In our zone 7 area, you can put things out whenever, but peas and beans planted earlier grow a little, sit there, and then catch up with the ones you planted 3 or 4 weeks later. I can't tell the difference between the two when they really get going. Doesn't seem to hurt them being planted early, unless you have pests that gobble the little plants down to the nubbins. Planting later will decrease this window. I never have a problem one way or another. My scarlet runners bean seeds even overwinter and sprout on their own!
Give me a few minutes while I caffeinate.
RE: beans vs peas - I've always planted snow peas (edible pod type) as early as the ground thawed. They can take cold weather, and they stop producing as soon as the heat arrives.
Beans - runner or pole - need the soil to be at least 60° to germinate, from what I have read. So I usually wait till late April/May to plant those.
My radishes are up with 2 sets of leaves! Now I plant the more rows every few weeks so I can harvest over time.
SweetSilver - I haven't grown the scarlet runner - are they good as fresh beans? I usually do Kentucky or Blue Lake.
One of the pleasures of beans is leaving a few pods on the vine to dry and store for the next year's crop!
Usually folks eat the bean itself, but we harvest them young and eat them as green beans. They are deeply sweet with a good greenbeany flavor. If you like green beans, you will love scarlet runners. They are my favorite for flavor. We cut them on the diagonal. I don't know if they would be as crisp when pickled, though. I don't know if they are as prolific per square foot as Blue Lakes or Kentucky Wonders, but they can be stashed at the backs of the flower beds, in front of the shrubs, pretty much anywhere.
Give me a few minutes while I caffeinate.
Shameless crosspost from another thread in my DDC. But I'm so happy for the weekend's progress that I have to share!

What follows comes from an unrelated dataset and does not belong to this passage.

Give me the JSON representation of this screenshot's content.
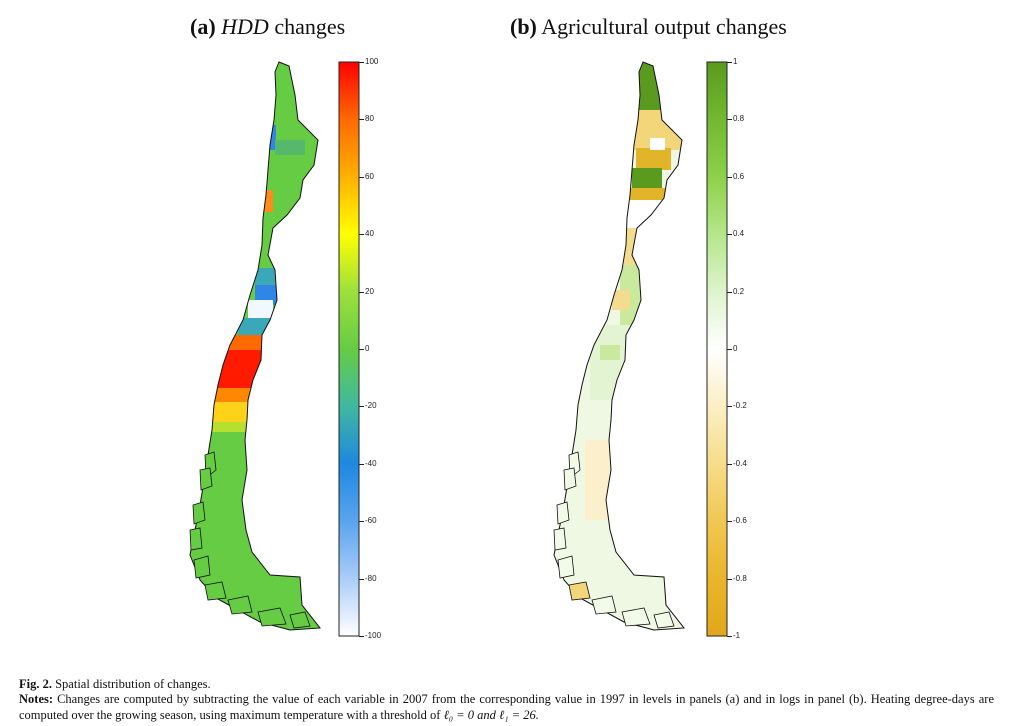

Yay weedless beds full of compost!
Over-wintered kale, some which we ate for lunch yesterday. Noms.
Beets on the right. Turnips, carrots, and parsnips on the left:
Radishes and lettuces on right. Brussels, broccoli, chard on the left:
Collards, kohlrabi, cabbages on the right. Left reserved for sorrel and something else this year:
Fall-planted garlic, bunching onions, and shallots are pretty happy. They were chocked with weeds yesterday. Thankfully they were weak-rooted. Mom and I got them out pretty quickly.:
Trellis constructed by DH, strung with weed whacker nylon cord. Shelling peas planted below. First time for shelling peas, since I feel like I have enough space. Three more trellises are in the plans, for the snap/snow/sugar peas and the cucumbers.:
Virgin beds, aside from the just-sown peas. These will sit for another two months, awaiting the hot-veggie crops.
Thanks! It reached the 80s here today. Nuts. Watered in my seeds and generally felt a big, huge sigh of "Ahhhh, Spring is here." Maybe it'll retreat once more this season before coming for good, but this week promises to be a great preview.
My BP was back to normal after being elevated last week. MWs and I both whole heartedly attribute the return to normal to gardening over the weekend. Yay!
Our warm temps have put gardening on my mind, for sure! New things I'm trying this year are tobacco, beets and onions (i know onions are probably not revolutionary to most, but I failed with them the one time I tried and so haven't tried since... hoping for better results this time!)
Mama of 3 amazingly sweet kids , living the dream on our urban farm
Zone 7B here in Everett, WA although I feel like I am worlds away from some of you as we have highs in the mid-40s this week. I still sowed some snap peas, kale, spinach, arugula, Swiss chard, and radish today since those seem to germinate at cooler temps. Just one row of each though.
I've dabbled around in the past few years and had some success, but this year I am determined to be a "farmer" and complete the circle with some preserving and seed saving. We are working on building a few more beds as well.